Reproducing the benchmark
To ensure transparency and reproducibility, all resources used in this benchmark are available in our benchmarks repository. We detailed how to reproduce the benchmark on the dedicated Loki page. We're happy to receive PRs as we will continue to improve the benchmarks and progressively add other observability engines: Loki 3.0 and OpenSearch are next on the roadmap.
Conclusion
The benchmark reveal that Quickwit, while slower at data ingestion, performs very well in search, especially for analytics-driven queries. This analysis highlights the trade-offs between Quickwit's intensive indexing phase and its efficient querying capabilities. Loki's broader query language enables more diverse use cases, which is a substantial advantage despite its slower query performance on large datasets.

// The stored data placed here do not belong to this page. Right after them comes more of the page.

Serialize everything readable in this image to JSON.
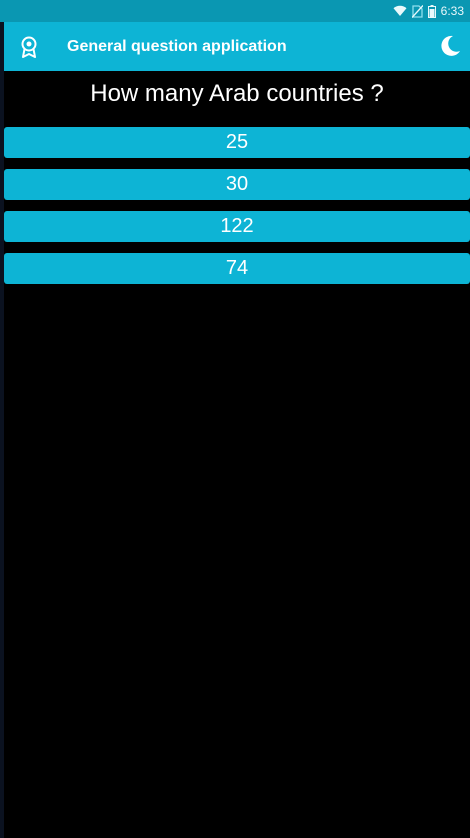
{
  "status_bar": {
    "time": "6:33",
    "icons": [
      "wifi-icon",
      "no-sim-icon",
      "battery-icon"
    ]
  },
  "app_bar": {
    "title": "General question application",
    "left_icon": "award-icon",
    "right_icon": "moon-icon"
  },
  "quiz": {
    "question": "How many Arab countries ?",
    "answers": [
      "25",
      "30",
      "122",
      "74"
    ]
  },
  "colors": {
    "primary": "#0db4d5",
    "status_bar": "#0a97b2",
    "background": "#000000",
    "text": "#ffffff"
  }
}
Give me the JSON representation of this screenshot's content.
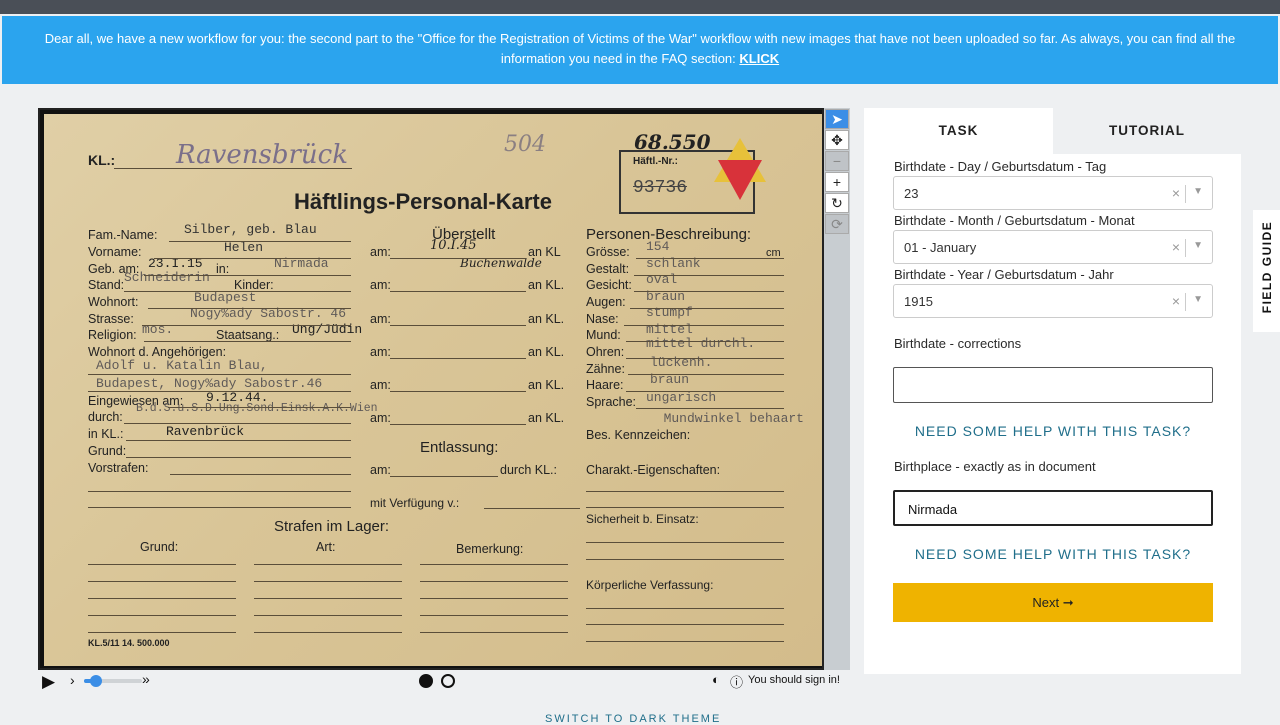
{
  "banner": {
    "text": "Dear all, we have a new workflow for you: the second part to the \"Office for the Registration of Victims of the War\" workflow with new images that have not been uploaded so far. As always, you can find all the information you need in the FAQ section: ",
    "link": "KLICK"
  },
  "card": {
    "kl_label": "KL.:",
    "kl_hand": "Ravensbrück",
    "num_504": "504",
    "num_68550": "68.550",
    "haeftl_nr": "Häftl.-Nr.:",
    "crossed_num": "93736",
    "title": "Häftlings-Personal-Karte",
    "fam_name": "Fam.-Name:",
    "fam_value": "Silber, geb. Blau",
    "vorname": "Vorname:",
    "vorname_value": "Helen",
    "geb_am": "Geb. am:",
    "geb_value": "23.I.15",
    "in": "in:",
    "in_value": "Nirmada",
    "stand": "Stand:",
    "stand_value": "Schneiderin",
    "kinder": "Kinder:",
    "wohnort": "Wohnort:",
    "wohnort_value": "Budapest",
    "strasse": "Strasse:",
    "strasse_value": "Nogy%ady Sabostr. 46",
    "religion": "Religion:",
    "religion_value": "mos.",
    "staatsang": "Staatsang.:",
    "staatsang_value": "Ung/Jüdin",
    "wohnort_ang": "Wohnort d. Angehörigen:",
    "ang1": "Adolf u. Katalin Blau,",
    "ang2": "Budapest, Nogy%ady Sabostr.46",
    "eingewiesen": "Eingewiesen am:",
    "eingewiesen_value": "9.12.44.",
    "durch": "durch:",
    "durch_value": "B.d.S.u.S.D.Ung.Sond.Einsk.A.K.Wien",
    "in_kl": "in KL.:",
    "in_kl_value": "Ravenbrück",
    "grund": "Grund:",
    "vorstrafen": "Vorstrafen:",
    "ueberstellt": "Überstellt",
    "am": "am:",
    "an_kl": "an KL",
    "an_kl2": "an KL.",
    "am_value": "10.I.45",
    "an_kl_value": "Buchenwalde",
    "entlassung": "Entlassung:",
    "durch_kl": "durch KL.:",
    "mit_verfuegung": "mit Verfügung v.:",
    "personen": "Personen-Beschreibung:",
    "groesse": "Grösse:",
    "groesse_value": "154",
    "cm": "cm",
    "gestalt": "Gestalt:",
    "gestalt_value": "schlank",
    "gesicht": "Gesicht:",
    "gesicht_value": "oval",
    "augen": "Augen:",
    "augen_value": "braun",
    "nase": "Nase:",
    "nase_value": "stumpf",
    "mund": "Mund:",
    "mund_value": "mittel",
    "ohren": "Ohren:",
    "ohren_value": "mittel durchl.",
    "zaehne": "Zähne:",
    "zaehne_value": "lückenh.",
    "haare": "Haare:",
    "haare_value": "braun",
    "sprache": "Sprache:",
    "sprache_value": "ungarisch",
    "bes_kenn": "Bes. Kennzeichen:",
    "bes_kenn_value": "Mundwinkel behaart",
    "charakt": "Charakt.-Eigenschaften:",
    "sicherheit": "Sicherheit b. Einsatz:",
    "koerper": "Körperliche Verfassung:",
    "strafen": "Strafen im Lager:",
    "grund_col": "Grund:",
    "art_col": "Art:",
    "bemerkung_col": "Bemerkung:",
    "footer": "KL.5/11 14.  500.000"
  },
  "tools": [
    "pointer-icon",
    "move-icon",
    "zoom-out-icon",
    "zoom-in-icon",
    "rotate-icon",
    "reset-icon"
  ],
  "controls": {
    "speed_fraction": 0.2,
    "signin": "You should sign in!"
  },
  "panel": {
    "tab_task": "TASK",
    "tab_tutorial": "TUTORIAL",
    "day_label": "Birthdate - Day / Geburtsdatum - Tag",
    "day_value": "23",
    "month_label": "Birthdate - Month / Geburtsdatum - Monat",
    "month_value": "01 - January",
    "year_label": "Birthdate - Year / Geburtsdatum - Jahr",
    "year_value": "1915",
    "corrections_label": "Birthdate - corrections",
    "corrections_value": "",
    "help1": "NEED SOME HELP WITH THIS TASK?",
    "birthplace_label": "Birthplace - exactly as in document",
    "birthplace_value": "Nirmada",
    "help2": "NEED SOME HELP WITH THIS TASK?",
    "next": "Next ➞"
  },
  "field_guide": "FIELD GUIDE",
  "dark_theme": "SWITCH TO DARK THEME",
  "colors": {
    "banner": "#2ba4ee",
    "next_button": "#efb300",
    "help_link": "#1f6e8a",
    "tool_active": "#3b8ee6"
  }
}
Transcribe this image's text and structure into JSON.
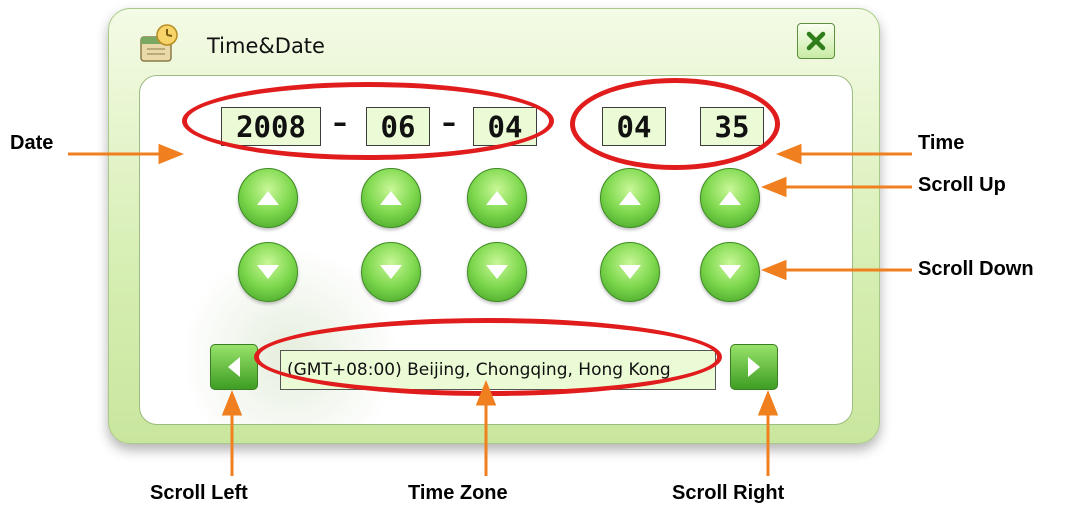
{
  "window": {
    "title": "Time&Date",
    "icon": "calendar-clock-icon",
    "close_icon": "close-icon"
  },
  "date": {
    "year": "2008",
    "month": "06",
    "day": "04",
    "separator": "–"
  },
  "time": {
    "hour": "04",
    "minute": "35"
  },
  "timezone": {
    "value": "(GMT+08:00) Beijing, Chongqing, Hong Kong"
  },
  "callouts": {
    "date": "Date",
    "time": "Time",
    "scroll_up": "Scroll Up",
    "scroll_down": "Scroll Down",
    "scroll_left": "Scroll Left",
    "time_zone": "Time Zone",
    "scroll_right": "Scroll Right"
  },
  "colors": {
    "window_bg": "#d6eeb2",
    "field_bg": "#eafbd6",
    "button_green": "#7ed84e",
    "highlight_red": "#e01c1c",
    "arrow_orange": "#f07f1f"
  }
}
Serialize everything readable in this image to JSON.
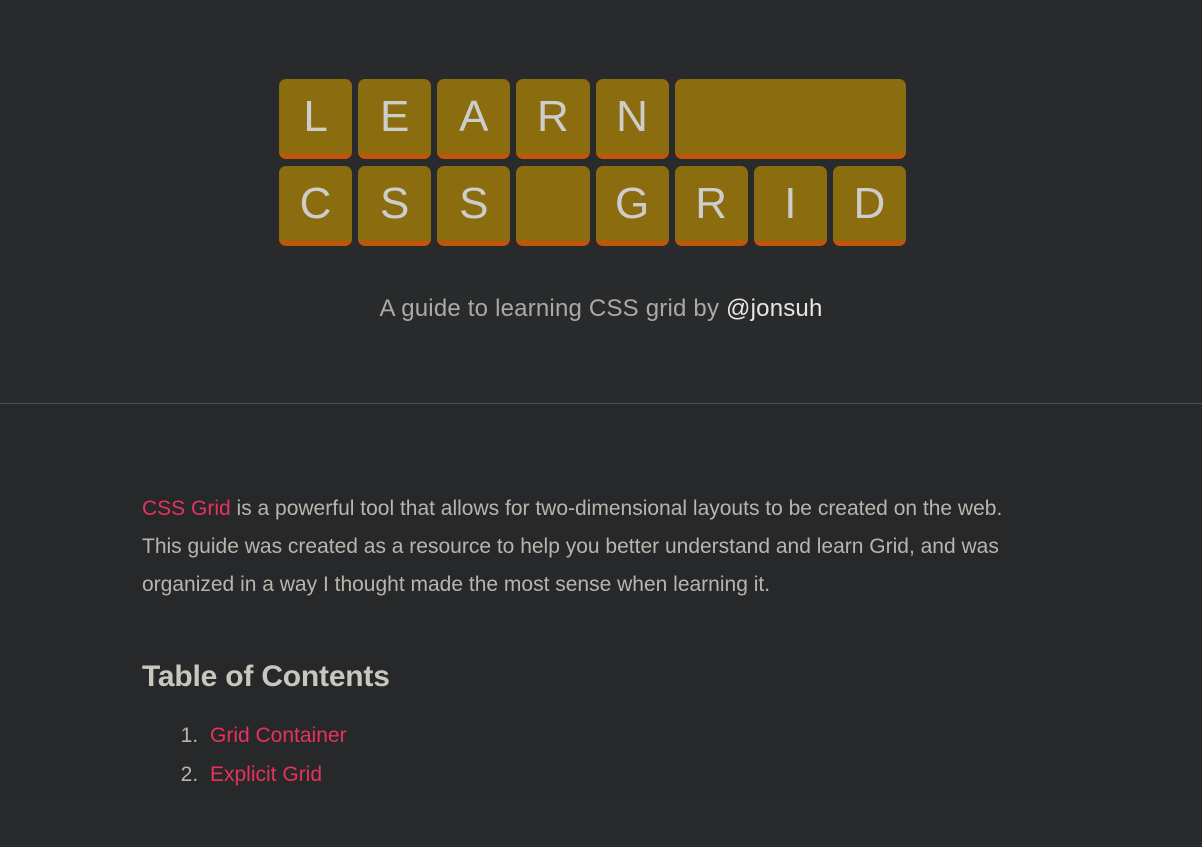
{
  "header": {
    "logo_rows": [
      [
        {
          "letter": "L",
          "span": 1,
          "blank": false
        },
        {
          "letter": "E",
          "span": 1,
          "blank": false
        },
        {
          "letter": "A",
          "span": 1,
          "blank": false
        },
        {
          "letter": "R",
          "span": 1,
          "blank": false
        },
        {
          "letter": "N",
          "span": 1,
          "blank": false
        },
        {
          "letter": "",
          "span": 3,
          "blank": true
        }
      ],
      [
        {
          "letter": "C",
          "span": 1,
          "blank": false
        },
        {
          "letter": "S",
          "span": 1,
          "blank": false
        },
        {
          "letter": "S",
          "span": 1,
          "blank": false
        },
        {
          "letter": "",
          "span": 1,
          "blank": true
        },
        {
          "letter": "G",
          "span": 1,
          "blank": false
        },
        {
          "letter": "R",
          "span": 1,
          "blank": false
        },
        {
          "letter": "I",
          "span": 1,
          "blank": false
        },
        {
          "letter": "D",
          "span": 1,
          "blank": false
        }
      ]
    ],
    "logo_text": "LEARN CSS GRID",
    "tagline_prefix": "A guide to learning CSS grid by ",
    "tagline_author": "@jonsuh"
  },
  "main": {
    "intro_link": "CSS Grid",
    "intro_rest": " is a powerful tool that allows for two-dimensional layouts to be created on the web. This guide was created as a resource to help you better understand and learn Grid, and was organized in a way I thought made the most sense when learning it.",
    "toc_heading": "Table of Contents",
    "toc_items": [
      {
        "label": "Grid Container"
      },
      {
        "label": "Explicit Grid"
      }
    ]
  },
  "colors": {
    "page_background": "#282a2b",
    "main_background": "#262829",
    "tile_background": "#8b6d0f",
    "tile_border_bottom": "#c1560b",
    "tile_letter": "#cdcdcb",
    "link_pink": "#e7325f",
    "body_text": "#b8b5ad",
    "divider": "#4b4e50"
  }
}
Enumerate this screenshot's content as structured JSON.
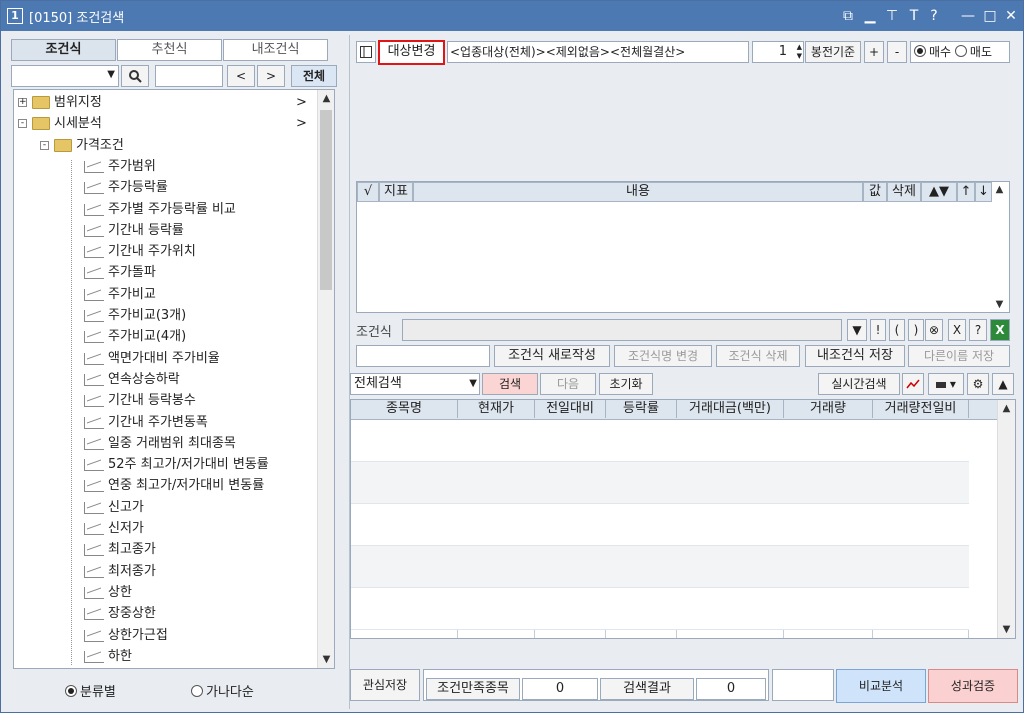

As we continue to enhance Quickwit and Grafana does the same for Loki with new features such as bloom filters and Quickwit expanding its query capabilities, the landscape of log search engines will see exciting developments!
Happy testing!
1 Humio was founded in 2016 and is famous for its index-free logging platform. It was acquired by Crowdstrike in 2021.
2 See the release blog post on scaling indexing and search at petabyte scale.
3 You can do the math yourself: 243,527,673 logs / 145,756 chunks = 1,670 logs per chunk on average; probability of a chunk to not contain the word queen = 1 - (1 - 0.03)^1,670 = 99.99...%.